Obwohl ich nicht vollkommen verstanden hatte, was ich gelesen hatte,
konnte ich es nicht vergessen. Ich konnte es weitersagen, und es war
nicht auszuschließen, dass jemand mich mit Drogen oder durch
direkte Eingriffe in mein Gehirn und Bewusstsein zwang, mein Wissen
zu verraten.«
    »Spinner«, sagte Y’sul.
    »Was ist das?«, fragte eine Hälfte von Quercer
& Janath leise über die offene Verbindung zur Velpin.
    »Hmm. Weiß nicht.«
    Das klang nicht so, als hätten die beiden der
Leisicrofe-Aufzeichnung aufmerksam zugehört.

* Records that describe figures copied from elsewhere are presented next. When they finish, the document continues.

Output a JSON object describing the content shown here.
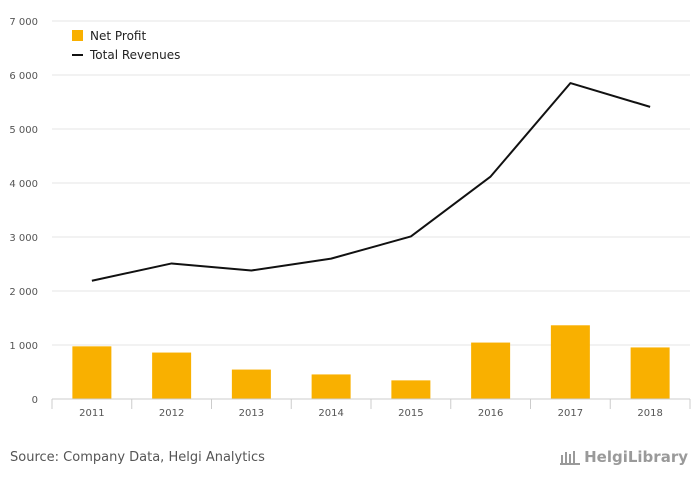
{
  "chart_data": {
    "type": "bar",
    "categories": [
      "2011",
      "2012",
      "2013",
      "2014",
      "2015",
      "2016",
      "2017",
      "2018"
    ],
    "series": [
      {
        "name": "Net Profit",
        "type": "bar",
        "color": "#f9b000",
        "values": [
          975,
          860,
          545,
          455,
          345,
          1045,
          1365,
          955
        ]
      },
      {
        "name": "Total Revenues",
        "type": "line",
        "color": "#111111",
        "values": [
          2190,
          2510,
          2380,
          2600,
          3010,
          4120,
          5850,
          5410
        ]
      }
    ],
    "yticks": [
      "0",
      "1 000",
      "2 000",
      "3 000",
      "4 000",
      "5 000",
      "6 000",
      "7 000"
    ],
    "ylim": [
      0,
      7000
    ],
    "grid": true,
    "legend": "top-left"
  },
  "footer": {
    "source": "Source: Company Data, Helgi Analytics",
    "brand": "HelgiLibrary"
  }
}
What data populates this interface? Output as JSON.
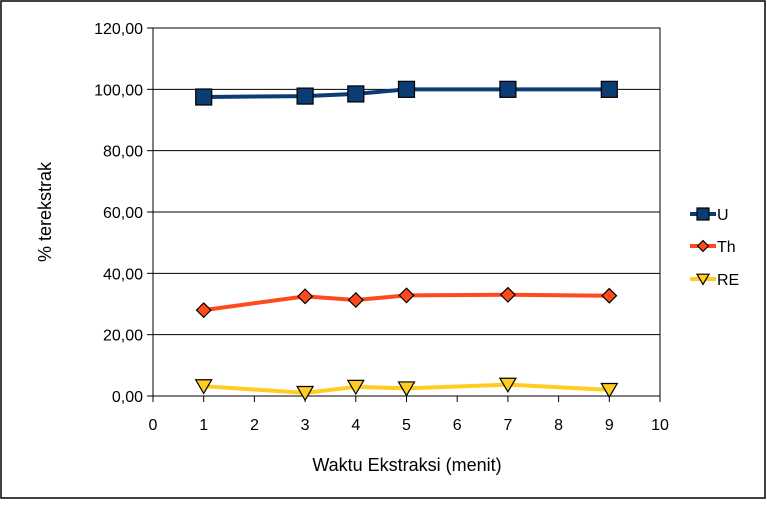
{
  "chart_data": {
    "type": "line",
    "title": "",
    "xlabel": "Waktu Ekstraksi (menit)",
    "ylabel": "% terekstrak",
    "xlim": [
      0,
      10
    ],
    "ylim": [
      0,
      120
    ],
    "x_ticks": [
      "0",
      "1",
      "2",
      "3",
      "4",
      "5",
      "6",
      "7",
      "8",
      "9",
      "10"
    ],
    "y_ticks": [
      "0,00",
      "20,00",
      "40,00",
      "60,00",
      "80,00",
      "100,00",
      "120,00"
    ],
    "grid": "horizontal",
    "legend_position": "right",
    "series": [
      {
        "name": "U",
        "color": "#0b3c73",
        "marker": "square",
        "x": [
          1,
          3,
          4,
          5,
          7,
          9
        ],
        "y": [
          97.5,
          97.8,
          98.5,
          100.0,
          100.0,
          100.0
        ]
      },
      {
        "name": "Th",
        "color": "#ff4a1c",
        "marker": "diamond",
        "x": [
          1,
          3,
          4,
          5,
          7,
          9
        ],
        "y": [
          28.0,
          32.5,
          31.3,
          32.8,
          33.0,
          32.7
        ]
      },
      {
        "name": "RE",
        "color": "#ffcc22",
        "marker": "triangle-down",
        "x": [
          1,
          3,
          4,
          5,
          7,
          9
        ],
        "y": [
          3.2,
          1.0,
          3.0,
          2.5,
          3.7,
          2.0
        ]
      }
    ]
  }
}
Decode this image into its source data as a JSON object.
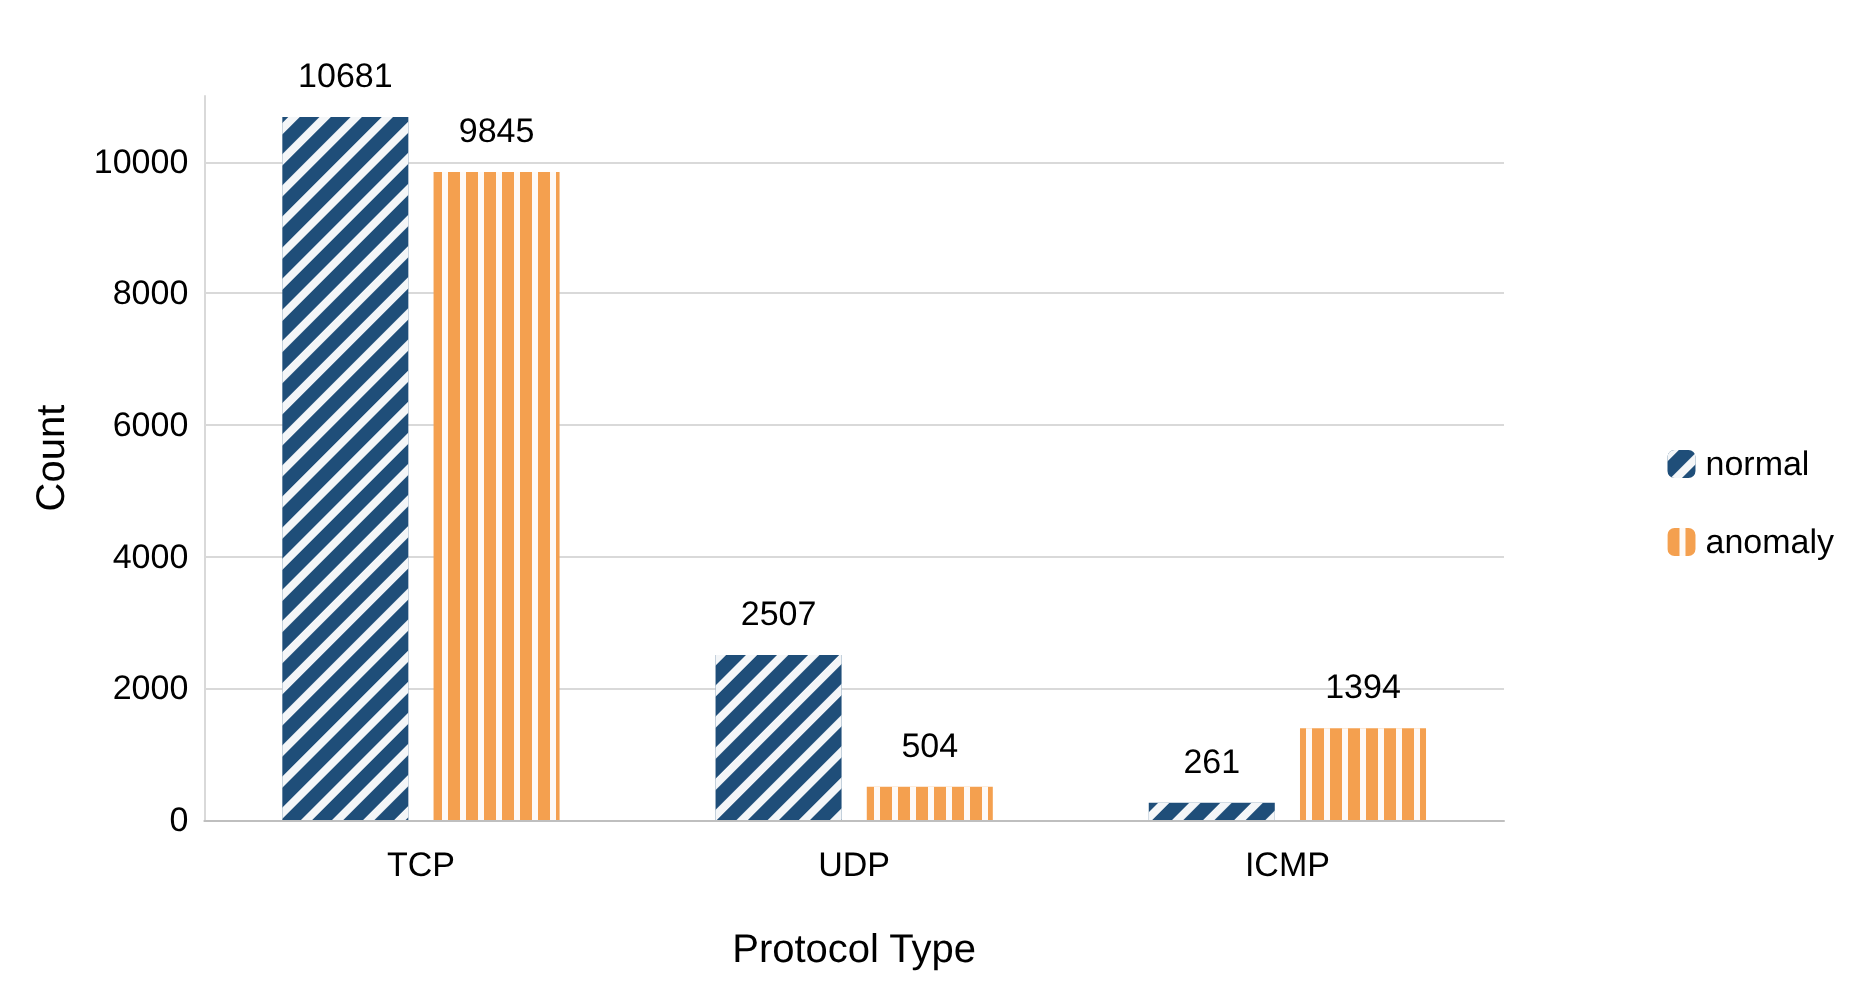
{
  "chart_data": {
    "type": "bar",
    "xlabel": "Protocol Type",
    "ylabel": "Count",
    "categories": [
      "TCP",
      "UDP",
      "ICMP"
    ],
    "series": [
      {
        "name": "normal",
        "color": "#1f4e79",
        "values": [
          10681,
          2507,
          261
        ]
      },
      {
        "name": "anomaly",
        "color": "#f4a04f",
        "values": [
          9845,
          504,
          1394
        ]
      }
    ],
    "ylim": [
      0,
      11000
    ],
    "yticks": [
      0,
      2000,
      4000,
      6000,
      8000,
      10000
    ],
    "grid": "y",
    "legend": "right",
    "data_labels": true
  }
}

    »Ich will nicht leugnen, dass ich mich seit längerem mit
meinem Tod beschäftigt hatte. Aber nur
gewohnheitsmäßig, in Zusammenhang mit dem Abschluss meiner
Forschungen zu den vielen verschiedenen Cincturier-Formen und mit der
Veröffentlichung einer wissenschaftlichen Arbeit – von der
ich leise Hoffnungen hegte, dass sie zum Standardwerk werden
könnte – über dieses Gebiet, das ich mir erwählt
habe und dem meine Liebe gehört. Doch mit meinem heutigen Wissen
halte ich es, wie ungern auch immer, für besser, meine Studien
abzubrechen und meinem Leben ein Ende zu setzen, sobald das in
Würde geschehen kann. Ich werde es hier tun, bei den Ythyn, auf
dem Nekro-Cineropol-Schiff Rovruetz, denn hier könnte
mein Tod noch etwas mehr Sinn haben als an irgendeinem anderen
Ort.«
    »… Sieht aus wie, oder…«, kam es über den
offenen Kanal.
    »Anpingen?«
    »Nein! Bist du…? Schalte das ab…«
    Die offene Verbindung wurde geschlossen. Fassin wandte sich der
Zugangsluke und dem kurzen Tunnel zu, der das Solo-Schiff mit der Velpin verband.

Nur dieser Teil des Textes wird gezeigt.